James Brian Quinn, Buchanan Professor of Management, Dartmouth College
Over
the past few years, outsourcing has become an increasingly important
part of the business strategy of leading organizations around the
world. By strategically outsourcing non-core activities, successful
firms focus their resources on the things they do best. At the same
time, they powerfully leverage the skills and resources of outside
specialists to gain a significant competitive advantage.
This
is certainly no less true within the information technology department
than it is in so many other areas of the enterprise. In fact, today's
technology executive is becoming far more a strategic integrator
than an operational overseer is. For many savvy CIO's, outsourcing
has become central to how they deploy a robust technology program
in the face of ever increasing business demands and an ever scarcer
skilled resources. The question has now become, can any technology
organization survive if it attempts to do everything itself?
As
a result, outsourcing has become an essential tool for the design,
development, deployment, and operations of a firm's virtual global
trading community. Organizations on the leading edge of this management
revolution, such as Chrysler, Engelhard Corporation, and The Royal
Bank of Canada, are being rewarded. They are winning in their industries,
meeting, and exceeding the expectations of their customers and of
their shareholders.
Today,
97% of all companies use their computers to conduct some form of
electronic commerce and overall electronic commerce spending is
growing by 8% year-upon-year. At the same time, information technology
outsourcing expenditures are exploding by 26% a year and by the
year, 2002 will top $175 billion in the U.S. alone. These two forces
- electronic commerce and outsourcing - are coming together to redefine
the way business is done and the way businesses are managed. Virtual
global trading communities are quickly becoming the lifeblood of
most organizations and outsourcing is quickly becoming the tool
of choice for getting the needed technologies and programs online
quickly.
For
example, Chrysler used electronic commerce outsourcing to reach
thousands of new trading partners through its virtual community.
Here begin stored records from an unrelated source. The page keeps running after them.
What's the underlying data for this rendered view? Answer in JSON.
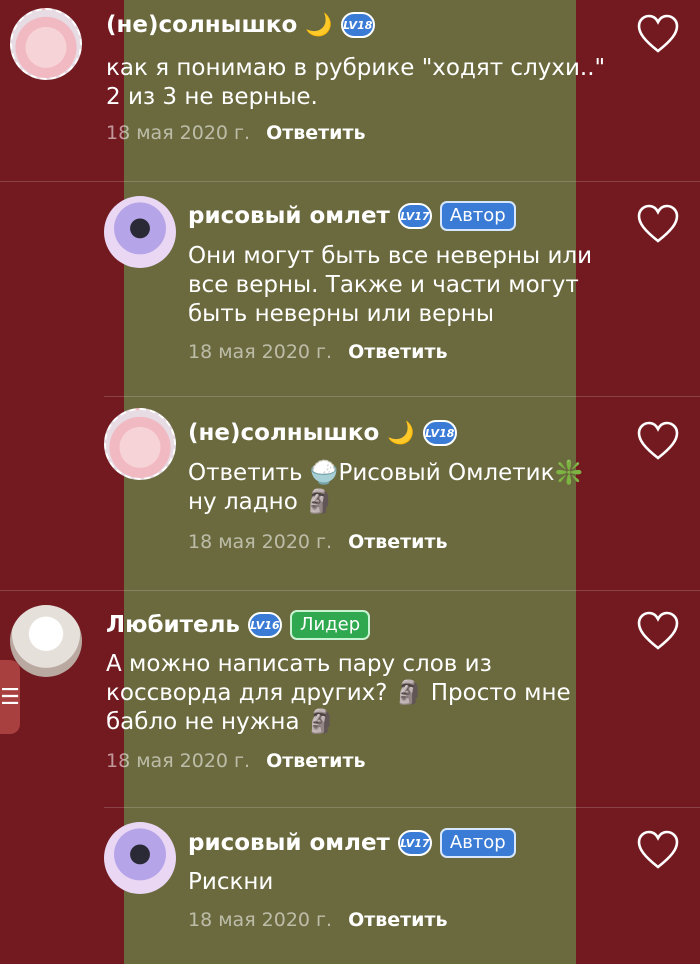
{
  "comments": [
    {
      "author": "(не)солнышко",
      "level": "LV18",
      "badge": "",
      "lines": [
        "как я понимаю в рубрике \"ходят слухи..\"",
        "2 из 3 не верные."
      ],
      "date": "18 мая 2020 г.",
      "reply": "Ответить"
    },
    {
      "author": "рисовый омлет",
      "level": "LV17",
      "badge": "Автор",
      "lines": [
        "Они могут быть все неверны или",
        "все верны. Также и части могут",
        "быть неверны или верны"
      ],
      "date": "18 мая 2020 г.",
      "reply": "Ответить"
    },
    {
      "author": "(не)солнышко",
      "level": "LV18",
      "badge": "",
      "lines": [
        "Ответить 🍚Рисовый Омлетик❇️",
        "ну ладно 🗿"
      ],
      "date": "18 мая 2020 г.",
      "reply": "Ответить"
    },
    {
      "author": "Любитель",
      "level": "LV16",
      "badge": "Лидер",
      "lines": [
        "А можно написать пару слов из",
        "коссворда для других? 🗿 Просто мне",
        "бабло не нужна 🗿"
      ],
      "date": "18 мая 2020 г.",
      "reply": "Ответить"
    },
    {
      "author": "рисовый омлет",
      "level": "LV17",
      "badge": "Автор",
      "lines": [
        "Рискни"
      ],
      "date": "18 мая 2020 г.",
      "reply": "Ответить"
    }
  ],
  "side_handle": "☰",
  "icons": {
    "moon": "🌙",
    "heart": "heart-icon"
  },
  "colors": {
    "background": "#731a20",
    "stripe": "#6b6a3e",
    "level_badge": "#3a7bd5",
    "author_badge": "#3a7bd5",
    "leader_badge": "#2fa84f"
  }
}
Purchase orders and invoices that once took Chrysler three weeks
to process are now handled in 24 hours. Millions of dollars of costs
have been taken out of the company's operations. Engelhard Corporation,
a supplier of environmental technologies and specialty chemical
products, is using electronic commerce to redefine many of its internal
business processes, improve service to its customers, deepen, and
strengthen these critical relationships. The Royal Bank of Canada
designed and deployed an automotive dealer floor plan and lease-financing
program, nationwide, in less than nine months. In each case, outsourcing
was the key.
The
final question is what can other technology executives learn from
these experiences and apply to their own situations? The answer,
quite a bit. There is a growing body of thinking and knowledge on
the planning and executing of electronic commerce outsourcing. The
purpose of this article is to share some of the most critical points
and to offer insight into what others have done, why, and the lessons
learned.
Outsourcing
is fundamentally changing the role of today's technology executive.
Used effectively, it has become a powerful tool for solving some
of todays most pressing business challenges.